On the Nature of the Divine is the first of the Anthology of Qur’anic Commentaries Series, which aims to make the reception and interpretation of the Qur’an accessible to anyone interested in cultural and religious studies. The main research question underlying the Series is: how do historical, intellectual and social circumstances affect interpretation? The multiple volumes of the Anthology will, collectively, emphasise the historicity of tafsir, the fact that each commentator and commentary is a product of his own time. The volumes are designed as a standard reference work and textbook for university courses, but they also contribute towards a ‘mapping’ of how ideas, concepts, dogmas and fields of knowledge have evolved along a fluid history to the present time. The Anthology is a reflection of the plurality of meanings that the Qur’an itself allows for, and which have produced a vast and venerable tradition of diverse interpretations.
This multi-volume work hopes to add to our understanding of the evolutionary and context-dependent character of many Islamic religious and theological concepts, and to the Muslim Ummah’s conception of its own intellectual history. Such an approach calls for an examination of Muslim thought as an evolving phenomenon which responded, and continues to respond, to the circumstances of each period. This research supports the conception of Islam as a fluid intellectual civilisation with internal variety, in contrast to the view of Islam as a rigid, monolithic and unchanging community and set of norms.
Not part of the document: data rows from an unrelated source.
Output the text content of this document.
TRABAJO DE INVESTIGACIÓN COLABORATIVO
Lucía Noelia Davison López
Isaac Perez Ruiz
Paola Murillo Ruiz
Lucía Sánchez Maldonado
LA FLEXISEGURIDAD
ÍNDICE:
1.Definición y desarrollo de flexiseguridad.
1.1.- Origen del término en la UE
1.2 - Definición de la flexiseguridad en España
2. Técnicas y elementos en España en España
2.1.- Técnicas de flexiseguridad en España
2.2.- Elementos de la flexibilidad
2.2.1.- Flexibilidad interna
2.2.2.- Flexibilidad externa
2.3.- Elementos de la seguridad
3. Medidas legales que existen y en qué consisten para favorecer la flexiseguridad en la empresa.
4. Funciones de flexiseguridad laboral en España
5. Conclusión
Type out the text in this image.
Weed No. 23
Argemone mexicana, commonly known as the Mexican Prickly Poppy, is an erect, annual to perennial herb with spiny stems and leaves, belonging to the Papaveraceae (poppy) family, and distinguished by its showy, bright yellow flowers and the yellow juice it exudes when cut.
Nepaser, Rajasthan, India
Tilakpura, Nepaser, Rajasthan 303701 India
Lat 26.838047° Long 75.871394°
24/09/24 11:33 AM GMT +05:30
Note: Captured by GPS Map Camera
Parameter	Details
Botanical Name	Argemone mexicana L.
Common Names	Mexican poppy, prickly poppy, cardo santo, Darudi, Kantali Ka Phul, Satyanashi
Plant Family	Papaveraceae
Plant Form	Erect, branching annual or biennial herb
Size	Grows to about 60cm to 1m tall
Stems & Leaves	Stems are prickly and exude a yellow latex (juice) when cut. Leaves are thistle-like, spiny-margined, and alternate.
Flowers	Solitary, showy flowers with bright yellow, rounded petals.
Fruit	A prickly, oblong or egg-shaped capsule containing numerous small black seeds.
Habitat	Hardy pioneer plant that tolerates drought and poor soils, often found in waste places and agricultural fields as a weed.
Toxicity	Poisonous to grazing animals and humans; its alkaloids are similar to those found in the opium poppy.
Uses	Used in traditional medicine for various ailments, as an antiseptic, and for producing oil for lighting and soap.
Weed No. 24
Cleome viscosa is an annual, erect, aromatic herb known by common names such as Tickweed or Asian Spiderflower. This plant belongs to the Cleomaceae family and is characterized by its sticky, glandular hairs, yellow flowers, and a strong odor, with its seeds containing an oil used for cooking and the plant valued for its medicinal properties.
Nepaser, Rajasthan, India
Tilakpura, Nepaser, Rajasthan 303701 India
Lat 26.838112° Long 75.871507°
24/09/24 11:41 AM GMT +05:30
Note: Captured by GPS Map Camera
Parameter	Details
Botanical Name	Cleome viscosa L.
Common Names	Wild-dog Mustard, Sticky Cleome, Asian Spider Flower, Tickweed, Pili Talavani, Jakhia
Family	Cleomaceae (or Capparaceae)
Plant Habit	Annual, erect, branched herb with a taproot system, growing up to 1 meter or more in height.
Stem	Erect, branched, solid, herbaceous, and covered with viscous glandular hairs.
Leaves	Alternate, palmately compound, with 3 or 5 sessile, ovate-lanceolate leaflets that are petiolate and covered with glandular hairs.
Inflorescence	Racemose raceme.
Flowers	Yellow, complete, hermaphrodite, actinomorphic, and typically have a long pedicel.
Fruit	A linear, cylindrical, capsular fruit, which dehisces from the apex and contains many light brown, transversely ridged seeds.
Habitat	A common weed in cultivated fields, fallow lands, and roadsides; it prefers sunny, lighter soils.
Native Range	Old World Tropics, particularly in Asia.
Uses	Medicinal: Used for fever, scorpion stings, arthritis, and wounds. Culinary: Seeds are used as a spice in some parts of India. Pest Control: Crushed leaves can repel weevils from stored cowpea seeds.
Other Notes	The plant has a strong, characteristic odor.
In his review of An Anthology of Qur’anic Commentaries: Volume I – On the Nature of the Divine, Professor Andrew Rippin of University of Victoria stated that it is “a marvellous piece of work that brings the tafsir tradition alive... [A] true masterpiece of translation, editing and annotation.” Dr Scott Lucas, Associate Professor of Near Eastern Studies and Religious Studies Programme at University of Arizona refers to it as a “sumptuous book that is copiously annotated and immensely rewarding... [T]his anthology is as rich, if not richer, than any single tafsir work, and provides an unparalleled journey through the entire gamut of Qur’anic commentaries.” With regard to this series of publications, Dr. Walid Saleh, Associate Professor in the Department and Centre for the Study of Religion at University of Toronto noted that this is “a significant advance in the field of tafsir studies... [by] a first rate specialist team. It repositions tafsir as a central discipline in Islamic studies, an overdue development and a major achievement.”